С разными людьми сталкивался в деревнях и селах Данилка. Были среди них прижимистые хозяйчики, спрятавшие свой хлеб в ямы, притаившиеся, ждущие, чья возьмет, чтобы потом потихоньку пристроиться к победившим и снова пустить корни; были матерые кулаки, отправившие своих сыновей в белую армию, связанные с бурлившим, враждебным Советской власти богатым уральским казачеством; были и бедняки, понимающие, что пришел их час.

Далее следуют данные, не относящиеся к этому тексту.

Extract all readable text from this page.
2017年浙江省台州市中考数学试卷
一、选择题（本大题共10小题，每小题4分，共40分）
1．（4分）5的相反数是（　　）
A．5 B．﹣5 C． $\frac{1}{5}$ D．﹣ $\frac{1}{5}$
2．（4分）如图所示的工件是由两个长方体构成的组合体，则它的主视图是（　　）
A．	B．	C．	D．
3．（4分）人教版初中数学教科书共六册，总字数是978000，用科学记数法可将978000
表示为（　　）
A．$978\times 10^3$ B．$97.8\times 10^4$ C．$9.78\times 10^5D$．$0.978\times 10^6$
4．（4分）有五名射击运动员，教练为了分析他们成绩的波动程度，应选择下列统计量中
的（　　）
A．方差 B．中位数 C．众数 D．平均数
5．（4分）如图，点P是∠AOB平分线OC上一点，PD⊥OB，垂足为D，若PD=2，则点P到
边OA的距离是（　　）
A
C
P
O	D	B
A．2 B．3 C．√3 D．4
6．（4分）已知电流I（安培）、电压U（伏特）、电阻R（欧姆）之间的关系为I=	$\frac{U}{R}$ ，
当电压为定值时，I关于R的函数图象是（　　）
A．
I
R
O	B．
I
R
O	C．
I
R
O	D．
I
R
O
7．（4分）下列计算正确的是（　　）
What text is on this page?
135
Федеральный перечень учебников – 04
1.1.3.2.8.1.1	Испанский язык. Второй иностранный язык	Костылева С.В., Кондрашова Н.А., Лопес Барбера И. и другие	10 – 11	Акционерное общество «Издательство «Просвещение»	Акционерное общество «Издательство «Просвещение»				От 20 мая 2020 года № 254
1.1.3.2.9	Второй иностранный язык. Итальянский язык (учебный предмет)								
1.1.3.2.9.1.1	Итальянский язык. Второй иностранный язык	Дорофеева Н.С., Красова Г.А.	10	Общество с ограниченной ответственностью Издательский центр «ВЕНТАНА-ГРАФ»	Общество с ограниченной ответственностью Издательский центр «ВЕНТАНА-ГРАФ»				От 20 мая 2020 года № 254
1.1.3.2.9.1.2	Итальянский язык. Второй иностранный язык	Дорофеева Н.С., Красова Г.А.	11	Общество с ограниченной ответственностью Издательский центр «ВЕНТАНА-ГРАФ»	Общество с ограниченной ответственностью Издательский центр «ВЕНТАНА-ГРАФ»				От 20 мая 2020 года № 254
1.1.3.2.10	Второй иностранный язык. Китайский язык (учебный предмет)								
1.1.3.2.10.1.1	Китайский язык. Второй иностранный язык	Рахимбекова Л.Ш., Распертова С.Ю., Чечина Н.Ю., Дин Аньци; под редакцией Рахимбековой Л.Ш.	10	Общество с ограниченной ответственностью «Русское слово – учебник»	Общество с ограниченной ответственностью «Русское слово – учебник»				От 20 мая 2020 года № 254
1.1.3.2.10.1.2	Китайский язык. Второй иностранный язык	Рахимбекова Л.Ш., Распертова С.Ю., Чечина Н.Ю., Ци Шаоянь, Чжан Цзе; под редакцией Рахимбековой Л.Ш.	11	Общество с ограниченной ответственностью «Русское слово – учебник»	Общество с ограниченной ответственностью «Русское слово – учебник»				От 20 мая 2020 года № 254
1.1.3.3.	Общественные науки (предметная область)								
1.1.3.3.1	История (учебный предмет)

Данилка чутьем угадывал, с кем говорит, умел вовремя сказанным словом потушить недоверие, вызвать на откровенность.
Случалось, кипит душа от гнева и злобы, сжимаются невольно кулаки, кровь ударяет в голову, а надо терпеливо выслушивать излияния какого-нибудь прохвоста, поверяющего свои заветные мысли о том, как, бог даст, одолеют смуту, утихомирят голытьбу.
Только однажды, не стерпев, Данилка, с ненавистью глядя в маленькие, потонувшие в мясистом лице, хитрые глаза, холодно, спокойно сказал — словно отрезал:
— Скоро вас, живоглотов, возьмем к ногтю. Азин вас и причастит, и грехи отпустит.
И, глядя, как отпрянул звероватый человек с окладистой бородой, громко расхохотался:
— Что, идол, глаза вылупил? Не ждал?
Этот случай чуть не имел печальных последствий. Бормоча ругательства, кулак, выслушав Данилку, исчез и через несколько минут вернулся с двумя такими же угрюмыми, накаленными злобой бородачами, как и он сам. Но Данилки уже и след простыл. Наскоро одевшись и захватив короб, он, как только кулак вышел из избы, выскочил за ним и задами выбрался из села, ушел в лес. Только отойдя далеко от села, Данилка перевел дух. Нет, это была непозволительная роскошь — позволить себе хоть однажды вы- плюнуть в лицо врагу все, что клокотало в нем.
Переходя из села в село, шатаясь по базарам, встречаясь с крестьянами, солдатами, бабами, охотно вступающими в разговор с веселым парнем, Данилка постепенно, по крупицам собирал ценнейшие сведения. Память у него была крепкая. Он легко запоминал номера воинских частей, фамилии офицеров, командующих ими, названия населенных пунктов. Кое-что для верности записывал, а бумажку прятал в надежное место — в воротник пиджака, каждый раз распарывая его и затем аккуратно зашивая по шву.